Neben diesen gegenseitigen Affinitäten in der Rhetorik und auf dem diplomatischen Parkett beleuchtet der Artikel zudem die Art und Weise, wie Russland ganz konkret versucht, in Afrika Einfluss zu gewinnen. Hier helfe dem Kreml die Beschaffenheit der eigenen Politik. Diese sei in hohem Maße von Personalisierung, Netzwerkstrukturen und individuellen Akteuren dominiert, die direkten Zugang zum obersten Patron Putin haben. Es handele sich um einen patronalen bzw. patrimonialen Modus von Politik. Dieser ähnele dem Patrimonialismus afrikanischer Gesellschaften, was es Russland erlaube, gezielt Kontakte mit wichtigen staatlichen, sub-staatlichen und gesellschaften Akteuren zu knüpfen. Ein praktisches Beispiel hierfür ist das Vorgehen der russischen Söldnergruppe Wagner in der Zentralafrikanischen Republik. Wagner-Führer Jewgeni Prigoschin gehört zum engen Zirkel Putins und weiß somit ein hochgradig personalistisches Umfeld zu manövrieren – eine Fähigkeit, die ihm bei seinen wirtschaftlichen und Militär-Geschäften in Afrika hilfreiche Dienste erweist.
Ideologische Gemeinsamkeiten und geteilte Praktiken personalistischer Herrschaft sind allerdings nicht die einzigen Ursachen für Russlands erfolgreiche „Rückkehr“ nach Afrika seit den 2010er Jahren. Duursma und Masuhr verweisen hier auf den opportunistischen Charakter des russischen Engagements. Im Unterschied zur Sowjetunion sei die Afrikapolitik des Kreml im 21. Jahrhundert weit weniger strategisch und dadurch zuweilen flexibler. Sie schaffe es oft, gezielt bestehende Möglichkeiten zu nutzen, etwa vereinzelte Rohstoff- und Waffengeschäfte zu schließen, um den einmal erreichten Einfluss zu konsolidieren.
Zusammengenommen erlauben die drei von den Autoren identifizierten Faktoren ein differenziertes Bild auf Russlands Beziehungen nach Afrika. Zwar seien das Ausmaß und die Konsequenzen der russischen Afrikapolitik geringer als die anderer großer Akteure wie der USA, der EU oder Chinas. Gleichzeitig erlaube die historische Erfahrung mit der Politik der Sowjetunion auf dem afrikanischen Kontinent, dass Russland „über seiner Gewichtsklasse boxen könne“, wie Duursma und Masuhr es formulieren. Trotz fehlender Machtmittel und den Problemen mit der eigenen personalistischen Herrschaft entsteht somit der Eindruck, Russland kehre als globaler Akteur auf die Weltbühne zurück.

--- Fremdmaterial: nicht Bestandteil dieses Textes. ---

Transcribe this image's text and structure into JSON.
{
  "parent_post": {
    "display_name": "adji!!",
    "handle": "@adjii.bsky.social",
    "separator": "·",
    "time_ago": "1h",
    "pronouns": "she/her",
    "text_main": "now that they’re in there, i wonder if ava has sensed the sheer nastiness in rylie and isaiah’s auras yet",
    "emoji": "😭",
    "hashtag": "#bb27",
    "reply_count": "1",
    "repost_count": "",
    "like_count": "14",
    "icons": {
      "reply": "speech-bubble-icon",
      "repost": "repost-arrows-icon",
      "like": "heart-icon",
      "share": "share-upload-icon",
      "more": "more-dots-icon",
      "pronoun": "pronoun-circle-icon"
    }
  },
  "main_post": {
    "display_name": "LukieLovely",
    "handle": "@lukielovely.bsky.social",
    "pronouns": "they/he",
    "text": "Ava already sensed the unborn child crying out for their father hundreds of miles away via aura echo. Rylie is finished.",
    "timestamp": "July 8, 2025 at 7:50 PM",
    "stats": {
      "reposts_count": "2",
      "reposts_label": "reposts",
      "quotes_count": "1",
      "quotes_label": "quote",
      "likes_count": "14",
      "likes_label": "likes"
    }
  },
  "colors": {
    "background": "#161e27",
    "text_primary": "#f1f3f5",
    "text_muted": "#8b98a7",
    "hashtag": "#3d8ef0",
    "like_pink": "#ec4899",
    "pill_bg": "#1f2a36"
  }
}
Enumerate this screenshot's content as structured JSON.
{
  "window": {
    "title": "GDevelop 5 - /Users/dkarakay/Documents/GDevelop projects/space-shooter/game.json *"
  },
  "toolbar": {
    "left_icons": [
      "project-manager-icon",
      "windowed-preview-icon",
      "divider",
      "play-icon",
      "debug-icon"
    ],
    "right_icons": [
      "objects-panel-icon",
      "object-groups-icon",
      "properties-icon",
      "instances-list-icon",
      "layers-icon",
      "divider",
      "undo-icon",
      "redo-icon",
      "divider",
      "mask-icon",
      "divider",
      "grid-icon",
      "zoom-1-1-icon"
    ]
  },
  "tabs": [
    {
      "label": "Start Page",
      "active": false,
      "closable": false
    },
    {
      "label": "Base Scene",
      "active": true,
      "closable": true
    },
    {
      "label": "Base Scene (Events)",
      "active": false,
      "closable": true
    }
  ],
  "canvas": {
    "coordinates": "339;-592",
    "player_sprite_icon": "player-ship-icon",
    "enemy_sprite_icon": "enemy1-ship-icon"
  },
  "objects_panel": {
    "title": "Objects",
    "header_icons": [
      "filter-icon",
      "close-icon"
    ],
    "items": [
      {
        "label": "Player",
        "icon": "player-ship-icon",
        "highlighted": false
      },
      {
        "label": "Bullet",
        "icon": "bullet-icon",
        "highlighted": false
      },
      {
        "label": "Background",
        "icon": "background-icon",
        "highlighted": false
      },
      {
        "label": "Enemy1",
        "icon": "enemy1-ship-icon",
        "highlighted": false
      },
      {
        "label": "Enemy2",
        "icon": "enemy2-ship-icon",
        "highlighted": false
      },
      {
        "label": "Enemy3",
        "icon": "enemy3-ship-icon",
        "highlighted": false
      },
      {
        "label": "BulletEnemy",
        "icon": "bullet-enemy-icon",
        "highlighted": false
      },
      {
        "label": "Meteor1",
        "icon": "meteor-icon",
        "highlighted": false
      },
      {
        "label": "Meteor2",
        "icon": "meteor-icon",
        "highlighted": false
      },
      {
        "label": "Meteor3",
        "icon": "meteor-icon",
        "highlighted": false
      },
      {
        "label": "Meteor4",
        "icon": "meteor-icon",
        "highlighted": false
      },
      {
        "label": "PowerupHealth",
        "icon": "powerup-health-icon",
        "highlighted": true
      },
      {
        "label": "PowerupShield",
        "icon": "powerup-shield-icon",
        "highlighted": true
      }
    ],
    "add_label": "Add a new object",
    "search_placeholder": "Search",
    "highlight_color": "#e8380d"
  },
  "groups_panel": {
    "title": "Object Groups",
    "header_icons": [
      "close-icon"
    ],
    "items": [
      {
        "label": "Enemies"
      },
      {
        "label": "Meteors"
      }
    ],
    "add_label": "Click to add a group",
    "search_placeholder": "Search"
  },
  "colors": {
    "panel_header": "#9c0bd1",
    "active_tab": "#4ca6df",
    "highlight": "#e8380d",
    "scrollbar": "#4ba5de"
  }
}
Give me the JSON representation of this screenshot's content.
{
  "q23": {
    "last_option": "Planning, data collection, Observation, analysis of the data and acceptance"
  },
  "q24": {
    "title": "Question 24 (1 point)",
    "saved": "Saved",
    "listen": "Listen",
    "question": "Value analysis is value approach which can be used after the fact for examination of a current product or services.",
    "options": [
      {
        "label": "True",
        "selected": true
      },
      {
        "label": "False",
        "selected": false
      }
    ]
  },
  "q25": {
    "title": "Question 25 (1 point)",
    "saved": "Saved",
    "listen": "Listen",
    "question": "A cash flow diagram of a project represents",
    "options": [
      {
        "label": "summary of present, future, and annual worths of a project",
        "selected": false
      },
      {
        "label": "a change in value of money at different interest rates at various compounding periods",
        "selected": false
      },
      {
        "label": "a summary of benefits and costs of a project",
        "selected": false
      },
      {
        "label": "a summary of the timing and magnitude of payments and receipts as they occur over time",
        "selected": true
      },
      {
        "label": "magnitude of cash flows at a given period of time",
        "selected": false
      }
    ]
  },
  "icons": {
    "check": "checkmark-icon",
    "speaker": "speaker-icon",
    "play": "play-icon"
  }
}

Die Staaten Afrikas wiederum wissen ihrerseits das russische Streben nach dem globalen Großmachtstatus zu nutzen: Die Andeutung von Kooperationsbereitschaft mit Russland erlaubt es beispielsweise, Konzessionen westlicher Staaten zu erreichen, die aus sicherheitspolitischen Gründen eine Etablierung Russlands in Afrika unterbinden wollen.